No. 86, 41, 43, 44, 83
- Position: Tight end

Personal information
- Born: March 23, 1977 (age 49) Atlanta, Georgia, U.S.
- Listed height: 6 ft 1 in (1.85 m)
- Listed weight: 245 lb (111 kg)

Career information
- High school: Decatur (Decatur, Georgia)
- College: Appalachian State
- NFL draft: 2001: undrafted

Career history
- New York Jets (2001); Tampa Bay Buccaneers (2002–2003); Rhein Fire (2004); Baltimore Ravens (2004–2008);

Awards and highlights
- Super Bowl champion (XXXVII);

Career NFL statistics
- Receptions: 76
- Receiving yards: 576
- Receiving touchdowns: 8
- Stats at Pro Football Reference

= Daniel Wilcox =

American football player (born 1977)

Daniel Wilcox (born March 23, 1977) is an American former professional football player who was a tight end in the National Football League (NFL) for the New York Jets, Tampa Bay Buccaneers, and Baltimore Ravens.

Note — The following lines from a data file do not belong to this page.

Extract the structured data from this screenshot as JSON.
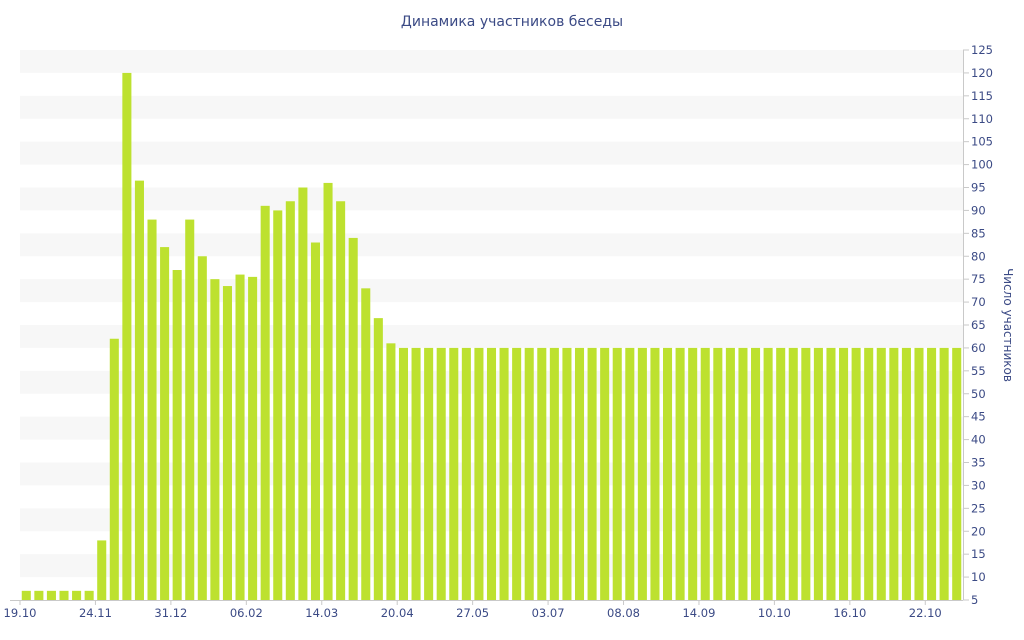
{
  "chart_data": {
    "type": "bar",
    "title": "Динамика участников беседы",
    "ylabel": "Число участников",
    "xlabel": "",
    "ylim": [
      5,
      125
    ],
    "ytick_step": 5,
    "y_axis_side": "right",
    "grid": "alternating-bands",
    "bar_color": "#bde12f",
    "band_color": "#f7f7f7",
    "text_color": "#3b4a85",
    "x_tick_labels": [
      "19.10",
      "24.11",
      "31.12",
      "06.02",
      "14.03",
      "20.04",
      "27.05",
      "03.07",
      "08.08",
      "14.09",
      "10.10",
      "16.10",
      "22.10"
    ],
    "x_tick_positions": [
      0,
      6,
      12,
      18,
      24,
      30,
      36,
      42,
      48,
      54,
      60,
      66,
      72
    ],
    "values": [
      7,
      7,
      7,
      7,
      7,
      7,
      18,
      62,
      120,
      96.5,
      88,
      82,
      77,
      88,
      80,
      75,
      73.5,
      76,
      75.5,
      91,
      90,
      92,
      95,
      83,
      96,
      92,
      84,
      73,
      66.5,
      61,
      60,
      60,
      60,
      60,
      60,
      60,
      60,
      60,
      60,
      60,
      60,
      60,
      60,
      60,
      60,
      60,
      60,
      60,
      60,
      60,
      60,
      60,
      60,
      60,
      60,
      60,
      60,
      60,
      60,
      60,
      60,
      60,
      60,
      60,
      60,
      60,
      60,
      60,
      60,
      60,
      60,
      60,
      60,
      60,
      60
    ]
  }
}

He attended Appalachian State University.

==Early life==
Wilcox attended Decatur High School in Decatur, Georgia

==College career==
Wilcox played college football at Georgia Military Junior College, where he graduated with an associate's degree. He then transferred to FCS powerhouse Appalachian State University. He finished his career with 91 receptions for 940 yards and seven touchdowns. He majored in communications and advertising.

==Professional career==

===New York Jets===
Wilcox signed for the New York Jets as an undrafted free agent on April 26, 2001. In his rookie season, he only saw action in two games. His 1st NFL game was Monday night football vs the Pittsburgh Steelers. His second career game came in the 1st round of the playoffs vs the Oakland Raiders.

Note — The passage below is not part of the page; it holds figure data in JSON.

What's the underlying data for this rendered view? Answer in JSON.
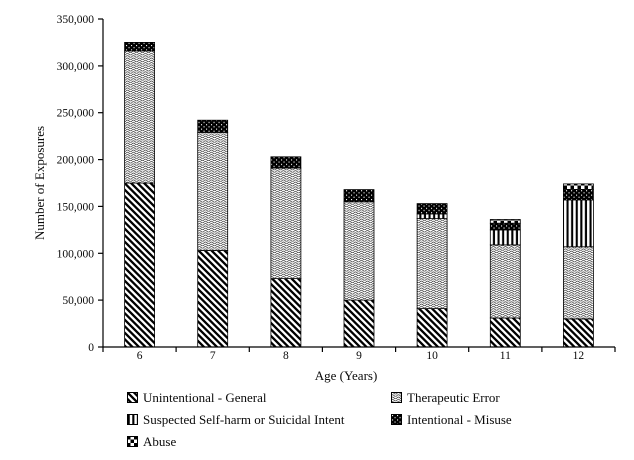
{
  "figure": {
    "background": "#ffffff",
    "text_color": "#0a0a0a",
    "axis_color": "#000000"
  },
  "chart_data": {
    "type": "bar",
    "stacked": true,
    "title": "",
    "xlabel": "Age (Years)",
    "ylabel": "Number of Exposures",
    "categories": [
      "6",
      "7",
      "8",
      "9",
      "10",
      "11",
      "12"
    ],
    "series": [
      {
        "name": "Unintentional - General",
        "pattern": "diagonal-hatch",
        "values": [
          175000,
          103000,
          73000,
          50000,
          41000,
          31000,
          30000
        ]
      },
      {
        "name": "Therapeutic Error",
        "pattern": "wavy",
        "values": [
          141000,
          126000,
          118000,
          105000,
          96000,
          78000,
          77000
        ]
      },
      {
        "name": "Suspected Self-harm or Suicidal Intent",
        "pattern": "vertical-stripes",
        "values": [
          0,
          0,
          0,
          0,
          5000,
          16000,
          50000
        ]
      },
      {
        "name": "Intentional - Misuse",
        "pattern": "black-dotted",
        "values": [
          9000,
          13000,
          12000,
          13000,
          11000,
          7000,
          11000
        ]
      },
      {
        "name": "Abuse",
        "pattern": "checkerboard",
        "values": [
          0,
          0,
          0,
          0,
          0,
          4000,
          6000
        ]
      }
    ],
    "totals": [
      325000,
      242000,
      203000,
      168000,
      153000,
      136000,
      174000
    ],
    "ylim": [
      0,
      350000
    ],
    "ytick_step": 50000,
    "ytick_labels": [
      "0",
      "50,000",
      "100,000",
      "150,000",
      "200,000",
      "250,000",
      "300,000",
      "350,000"
    ],
    "grid": false,
    "legend_position": "bottom"
  }
}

===Tampa Bay Buccaneers===
On December 17, 2002, Wilcox was signed to the Tampa Bay Buccaneers' active roster, where they won their first Super Bowl in franchise history. The game was called the Pirate Bowl, being that it featured the "Buccaneers vs the Raiders". In 2003, he started and played in two games, recording one special teams tackle before being released by the Bucs in week three.

===Rhein Fire===
Played for the Rhein Fire (NFL Europe) in 2004. Wore #45 as TE for the Rhein Fire... 20 Catches, 208 Yards & 3 TD's for Rhein Fire.

===Baltimore Ravens===
Wilcox signed with the Baltimore Ravens on June 21, 2004. In his debut season with the Ravens, he played in all 16 games, making five starts. He finished the season with 25 receptions for 219 yards. He caught his first NFL touchdown with the Philadelphia Eagles on October 31. In the 2005 season, he played in 13 games, making three starts before an ankle injury placed him on the injured reserve list., He made 20 receptions for 154 yards and a touchdown. In 2006, he played in 14 games with six starts, making 20 catches for 166 yards. He finished the season with three touchdowns, a career-high. On March 1, 2006, Wilcox signed a three-year contract extension. Wilcox showed off his nice hands with a one-handed touchdown catch in week 13 against the Philadelphia Eagles in the 2008 season.

==Personal life==
Married to the former pageant winner, Ms. Belize of New York, Shauna Chin, on June 28, 2008. Mr. & Mrs. Daniel Wilcox's wedding was featured on Style Network's Whose Wedding is it Anyway?.